The TeliaSonera scandal comes as the Karimov regime is under fire for seizing $700 million worth of assets from leading Russian telecom MTS. Tashkent has charged four employees of MTS’ subsidiary, Uzdunrobita, of fraud, though many believe the case is an attempt by someone well-connected in Tashkent to snatch a profitable business.
This is not the first time TeliaSonera has been accused of cozying up to an authoritarian regime. The controversial multinational was at the center of an earlier SVT investigation that found TeliaSonera had provided the security services in repressive countries such as Azerbaijan and Belarus access to phone records in exchange for operating licenses.

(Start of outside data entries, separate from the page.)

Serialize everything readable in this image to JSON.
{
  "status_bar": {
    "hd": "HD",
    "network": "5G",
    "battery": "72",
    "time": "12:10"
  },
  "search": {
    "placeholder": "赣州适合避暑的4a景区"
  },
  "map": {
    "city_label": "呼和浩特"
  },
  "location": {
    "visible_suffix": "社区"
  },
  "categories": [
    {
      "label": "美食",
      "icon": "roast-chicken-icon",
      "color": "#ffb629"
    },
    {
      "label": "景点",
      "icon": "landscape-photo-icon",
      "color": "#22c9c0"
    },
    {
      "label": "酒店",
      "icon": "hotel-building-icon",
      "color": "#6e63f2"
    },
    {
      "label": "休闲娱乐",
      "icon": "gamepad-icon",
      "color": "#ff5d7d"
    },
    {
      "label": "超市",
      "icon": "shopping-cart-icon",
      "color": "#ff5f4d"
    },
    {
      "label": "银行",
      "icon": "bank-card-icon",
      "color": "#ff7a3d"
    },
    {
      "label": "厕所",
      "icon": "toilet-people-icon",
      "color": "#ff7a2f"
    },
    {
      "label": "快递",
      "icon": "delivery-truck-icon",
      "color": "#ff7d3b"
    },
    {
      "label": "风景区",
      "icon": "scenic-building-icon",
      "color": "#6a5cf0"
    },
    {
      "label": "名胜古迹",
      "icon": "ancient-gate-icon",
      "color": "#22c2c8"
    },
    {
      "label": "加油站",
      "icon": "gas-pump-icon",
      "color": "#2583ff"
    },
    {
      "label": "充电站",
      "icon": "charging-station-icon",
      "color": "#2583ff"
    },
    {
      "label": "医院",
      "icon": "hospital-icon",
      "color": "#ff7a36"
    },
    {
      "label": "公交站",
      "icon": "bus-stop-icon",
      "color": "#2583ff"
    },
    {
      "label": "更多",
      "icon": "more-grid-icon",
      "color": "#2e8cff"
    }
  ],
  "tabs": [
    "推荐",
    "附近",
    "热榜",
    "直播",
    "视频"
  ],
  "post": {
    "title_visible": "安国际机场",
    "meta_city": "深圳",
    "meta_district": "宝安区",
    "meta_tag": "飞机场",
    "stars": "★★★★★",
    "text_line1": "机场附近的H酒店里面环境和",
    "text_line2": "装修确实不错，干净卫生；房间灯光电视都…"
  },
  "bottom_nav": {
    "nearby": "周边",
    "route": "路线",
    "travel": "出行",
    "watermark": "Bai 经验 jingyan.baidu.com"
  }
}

TeliaSonera has recently been under fire in Tajikistan, too, for helping the government cut off Internet and mobile phone connections with the restive east. Activists say there was no court order for the cut to be made and thus argue that TeliaSonera was breaking the law. TeliaSonera owns a majority stake in Tcell, one of Tajikistan’s top mobile providers.
In its September 19 statement, TeliaSonera said it would comment further after SVT’s Uppdrag Granskning program has aired. It seems there will be many questions to answer.